Chronic illness itself contributes to anemia in this population. Many patients undergoing TPE have underlying autoimmune or systemic conditions that independently suppress red blood cell production. Inflammatory cytokines interfere with erythropoietin signaling and inhibit the maturation of erythroid precursors. Kidney involvement in some conditions can reduce erythropoietin synthesis, compounding the effect of chronic blood losses. In these circumstances, anemia is multifactorial, arising from both procedural losses and disease-related suppression of erythropoiesis.

Hemolysis, though less common, can also contribute. Mechanical stress during plasma exchange, particularly in procedures that use filtration techniques, can lead to red blood cell damage. Hemolysis may be subtle, detectable only by laboratory markers such as elevated lactate dehydrogenase, indirect bilirubin, or reticulocyte count. Even low-grade hemolysis over repeated sessions can cumulatively reduce red blood cell mass. Awareness of this possibility is important, particularly in patients with pre-existing hematologic vulnerabilities or fragile erythrocytes.

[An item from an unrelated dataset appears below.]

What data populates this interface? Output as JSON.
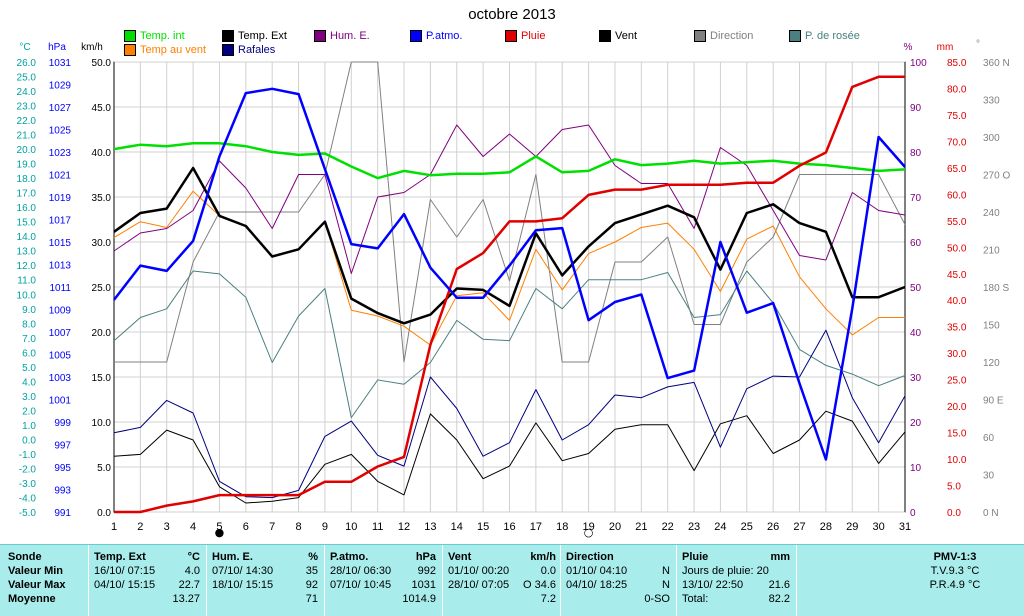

Transfusion support remains an important option for patients with severe or symptomatic anemia. Red blood cell transfusions provide immediate correction of hemoglobin levels, improving oxygen delivery and alleviating fatigue and dyspnea. However, repeated transfusions carry risks including alloimmunization, iron overload and volume-related complications. Therefore, transfusion decisions should be individualized, balancing the benefits against potential adverse effects. Integrating transfusion strategies with ongoing TPE requires careful planning to maintain stable hematologic status.

In conclusion, anemia is a common and significant complication in patients undergoing chronic therapeutic plasma exchange. Its development results from a combination of procedural effects, iron metabolism alterations, chronic inflammation and underlying disease factors. Recognition, monitoring, and proactive management are essential to prevent symptomatic anemia, support red blood cell production and maintain quality of life. Therapeutic strategies including iron supplementation, erythropoiesis-stimulating agents, procedural optimization and transfusion support offer effective approaches to address anemia. Long-term observation and coordinated care enhance the ability to manage this complication while preserving the benefits of plasma exchange. By integrating laboratory monitoring, patient education and individualized therapeutic approaches, clinicians can effectively address anemia in patients receiving chronic TPE, ensuring that treatment goals are met without compromising hematologic stability.